Our present study has shown that guinea pigs after inoculation with bovine spinal cord anterior horn homogenate develop neurological deficit, motor neuron loss and NF alteration. These results add new information to the EAGMD animal model previously reported by Engelhardt et al.10

NFs are major intermediate filaments in neurons and consist mainly of three subunits, including light-chain (NF-L, 62 kDa), middle-chain (NL-M, 95 kDa) and highest-chain (neurofilament heavy subunit (NF-H), 110 kDa).11, 12 In a normal neuron, NFs are sparsely and irregularly aligned in perikarya, and are abundant and organized in parallel bundles in neuronal axons, are poorly phosphorylated in the perikarya but are highly phosphorylated in the axons. However, in a number of neurodegenerative diseases, including ALS, NF-H and HF-M are abnormally phosphorylated in the perikarya.13, 14, 15, 16 In the present study, we found markedly increased NF phosphorylation in the perikarya (Figure 1). Increased phosphorylation of NF has been reported to cause aberrant accumulation of NF in motor neurons and to slow NF transport through axon.17, 18 The mechanism by which increased NF phosphorylation takes place in these animals has not been elucidated. Cyclin-dependent kinase 5 (cdk5) was previously reported to phosphorylate NF-H.14, 19 Our preliminary study also indicated an increased level of cdk5 in spinal cord motor neurons of EAGMD animals (Y-L Liu et al., unpublished data). Examination of spinal cord tissues by transmission electron microscopy showed that NFs aggregated in bundles in perikarya of EAGMD animals (Figure 2). This finding is consistent with the notion that increased NF phosphorylation leads to aberrant accumulation of NF.

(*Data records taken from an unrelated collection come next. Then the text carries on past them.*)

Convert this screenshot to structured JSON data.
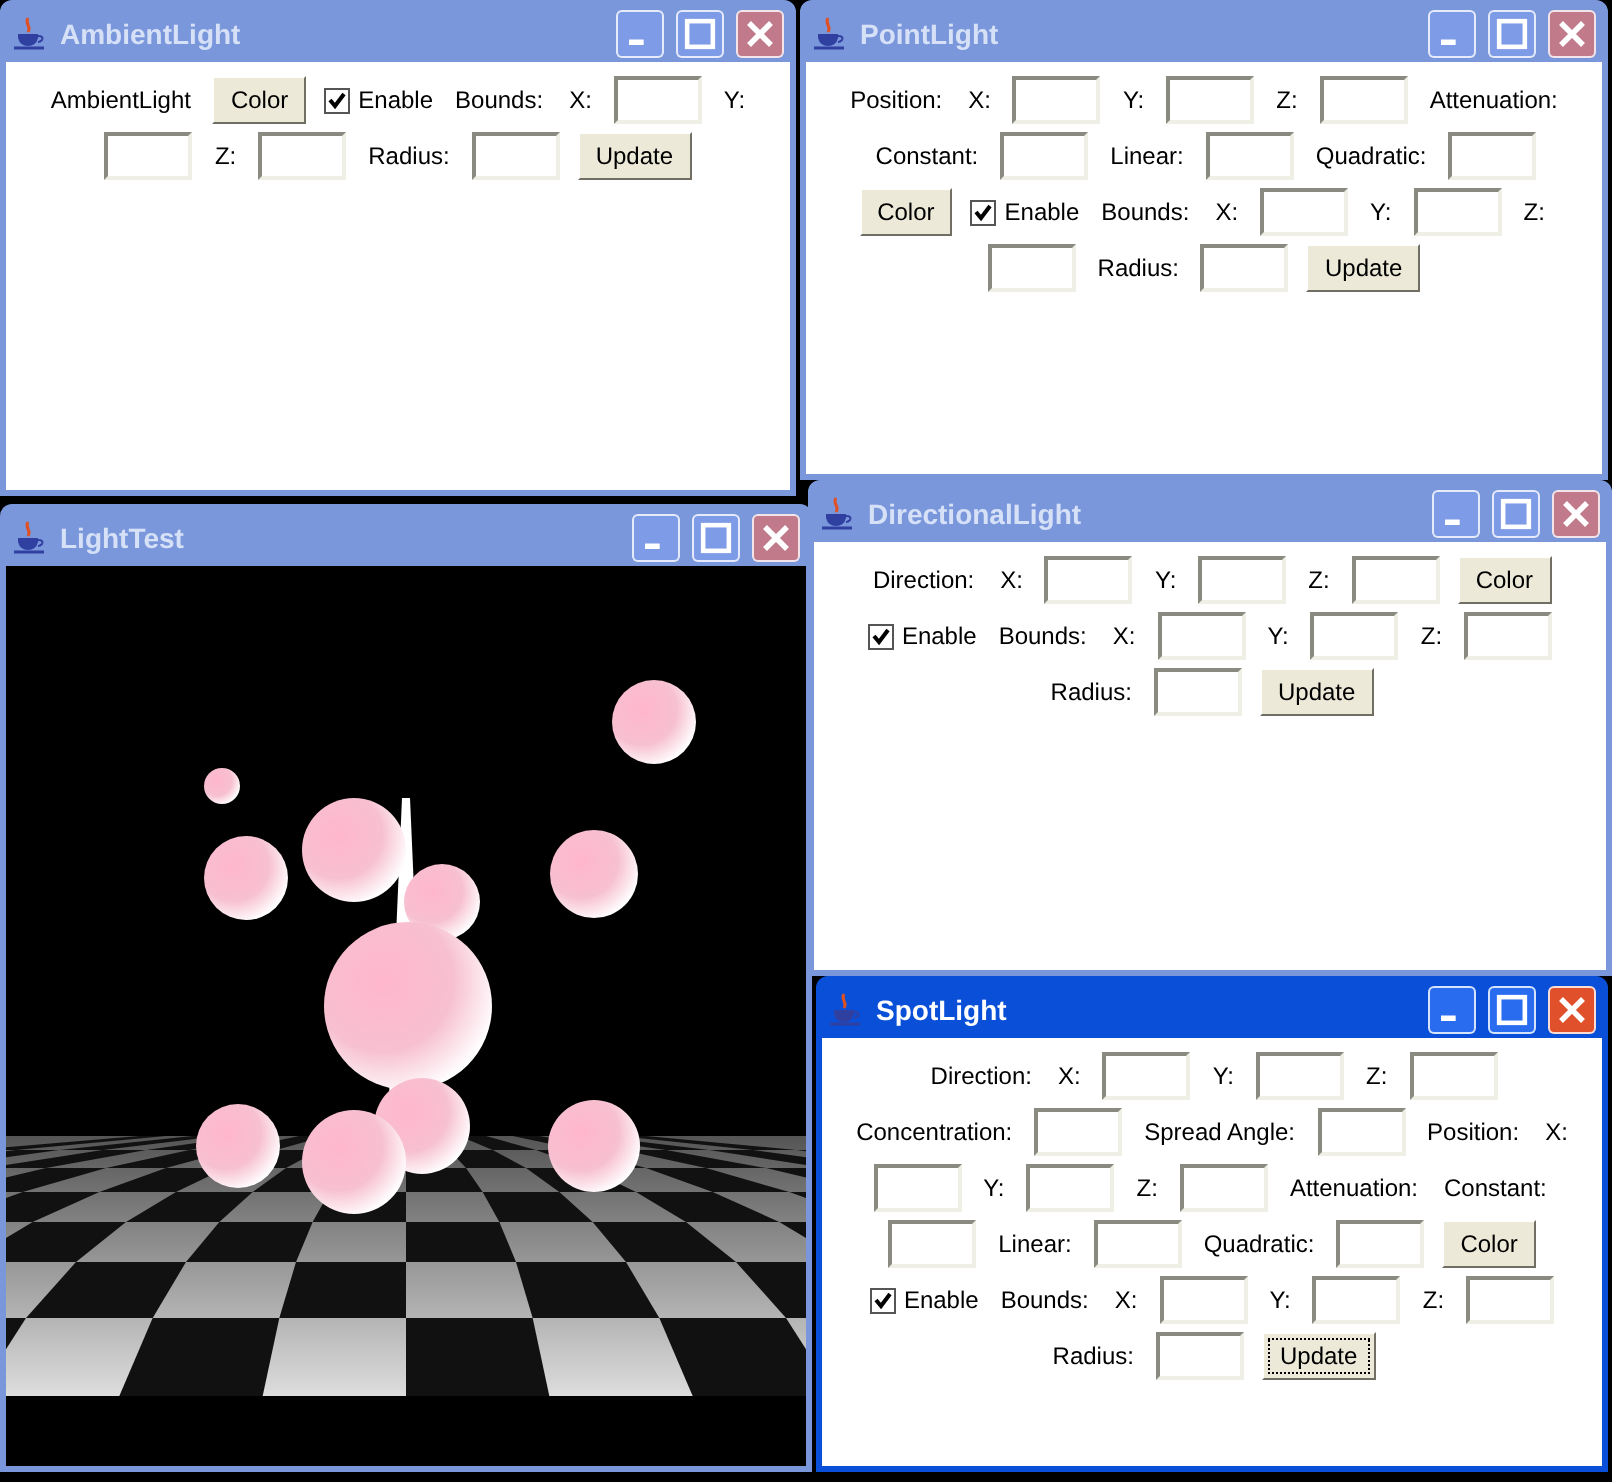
{
  "windows": [
    {
      "title": "AmbientLight",
      "active": false,
      "kind": "controls",
      "controls": [
        {
          "kind": "label",
          "text": "AmbientLight"
        },
        {
          "kind": "button",
          "label": "Color",
          "focused": false
        },
        {
          "kind": "checkbox",
          "label": "Enable",
          "checked": true
        },
        {
          "kind": "label",
          "text": "Bounds:"
        },
        {
          "kind": "label",
          "text": "X:"
        },
        {
          "kind": "field"
        },
        {
          "kind": "label",
          "text": "Y:"
        },
        {
          "kind": "field"
        },
        {
          "kind": "label",
          "text": "Z:"
        },
        {
          "kind": "field"
        },
        {
          "kind": "label",
          "text": "Radius:"
        },
        {
          "kind": "field"
        },
        {
          "kind": "button",
          "label": "Update",
          "focused": false
        }
      ]
    },
    {
      "title": "PointLight",
      "active": false,
      "kind": "controls",
      "controls": [
        {
          "kind": "label",
          "text": "Position:"
        },
        {
          "kind": "label",
          "text": "X:"
        },
        {
          "kind": "field"
        },
        {
          "kind": "label",
          "text": "Y:"
        },
        {
          "kind": "field"
        },
        {
          "kind": "label",
          "text": "Z:"
        },
        {
          "kind": "field"
        },
        {
          "kind": "label",
          "text": "Attenuation:"
        },
        {
          "kind": "label",
          "text": "Constant:"
        },
        {
          "kind": "field"
        },
        {
          "kind": "label",
          "text": "Linear:"
        },
        {
          "kind": "field"
        },
        {
          "kind": "label",
          "text": "Quadratic:"
        },
        {
          "kind": "field"
        },
        {
          "kind": "button",
          "label": "Color",
          "focused": false
        },
        {
          "kind": "checkbox",
          "label": "Enable",
          "checked": true
        },
        {
          "kind": "label",
          "text": "Bounds:"
        },
        {
          "kind": "label",
          "text": "X:"
        },
        {
          "kind": "field"
        },
        {
          "kind": "label",
          "text": "Y:"
        },
        {
          "kind": "field"
        },
        {
          "kind": "label",
          "text": "Z:"
        },
        {
          "kind": "field"
        },
        {
          "kind": "label",
          "text": "Radius:"
        },
        {
          "kind": "field"
        },
        {
          "kind": "button",
          "label": "Update",
          "focused": false
        }
      ]
    },
    {
      "title": "DirectionalLight",
      "active": false,
      "kind": "controls",
      "controls": [
        {
          "kind": "label",
          "text": "Direction:"
        },
        {
          "kind": "label",
          "text": "X:"
        },
        {
          "kind": "field"
        },
        {
          "kind": "label",
          "text": "Y:"
        },
        {
          "kind": "field"
        },
        {
          "kind": "label",
          "text": "Z:"
        },
        {
          "kind": "field"
        },
        {
          "kind": "button",
          "label": "Color",
          "focused": false
        },
        {
          "kind": "checkbox",
          "label": "Enable",
          "checked": true
        },
        {
          "kind": "label",
          "text": "Bounds:"
        },
        {
          "kind": "label",
          "text": "X:"
        },
        {
          "kind": "field"
        },
        {
          "kind": "label",
          "text": "Y:"
        },
        {
          "kind": "field"
        },
        {
          "kind": "label",
          "text": "Z:"
        },
        {
          "kind": "field"
        },
        {
          "kind": "label",
          "text": "Radius:"
        },
        {
          "kind": "field"
        },
        {
          "kind": "button",
          "label": "Update",
          "focused": false
        }
      ]
    },
    {
      "title": "LightTest",
      "active": false,
      "kind": "canvas"
    },
    {
      "title": "SpotLight",
      "active": true,
      "kind": "controls",
      "controls": [
        {
          "kind": "label",
          "text": "Direction:"
        },
        {
          "kind": "label",
          "text": "X:"
        },
        {
          "kind": "field"
        },
        {
          "kind": "label",
          "text": "Y:"
        },
        {
          "kind": "field"
        },
        {
          "kind": "label",
          "text": "Z:"
        },
        {
          "kind": "field"
        },
        {
          "kind": "label",
          "text": "Concentration:"
        },
        {
          "kind": "field"
        },
        {
          "kind": "label",
          "text": "Spread Angle:"
        },
        {
          "kind": "field"
        },
        {
          "kind": "label",
          "text": "Position:"
        },
        {
          "kind": "label",
          "text": "X:"
        },
        {
          "kind": "field"
        },
        {
          "kind": "label",
          "text": "Y:"
        },
        {
          "kind": "field"
        },
        {
          "kind": "label",
          "text": "Z:"
        },
        {
          "kind": "field"
        },
        {
          "kind": "label",
          "text": "Attenuation:"
        },
        {
          "kind": "label",
          "text": "Constant:"
        },
        {
          "kind": "field"
        },
        {
          "kind": "label",
          "text": "Linear:"
        },
        {
          "kind": "field"
        },
        {
          "kind": "label",
          "text": "Quadratic:"
        },
        {
          "kind": "field"
        },
        {
          "kind": "button",
          "label": "Color",
          "focused": false
        },
        {
          "kind": "checkbox",
          "label": "Enable",
          "checked": true
        },
        {
          "kind": "label",
          "text": "Bounds:"
        },
        {
          "kind": "label",
          "text": "X:"
        },
        {
          "kind": "field"
        },
        {
          "kind": "label",
          "text": "Y:"
        },
        {
          "kind": "field"
        },
        {
          "kind": "label",
          "text": "Z:"
        },
        {
          "kind": "field"
        },
        {
          "kind": "label",
          "text": "Radius:"
        },
        {
          "kind": "field"
        },
        {
          "kind": "button",
          "label": "Update",
          "focused": true
        }
      ]
    }
  ]
}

Aberrant NF phosphorylation and accumulation have been reported to occur in motor neurons of ALS patients and in a mouse model of ALS.18 Transgenic mice overexpressing human NF exhibited degeneration of motor neurons with pathologic features reminiscent of those found in ALS.20 Moreover, autoimmunity has been detected in ALS patients. In the context of these data, our present study suggests that immune-mediated NF modification may play a significant part in ALS development in humans.

In conclusion, aberrant accumulation and phosphorylation of neurofilament in perikarya of spinal cord motor neurons occur in immune-mediated motor neuron death. As both immunologic response and alteration of neurofilaments are observed in ALS patients and aberrant neurofilament change harms motor neurons, our present findings suggest that autoimmunity-induced ALS may mediate in part through neurofilament modification.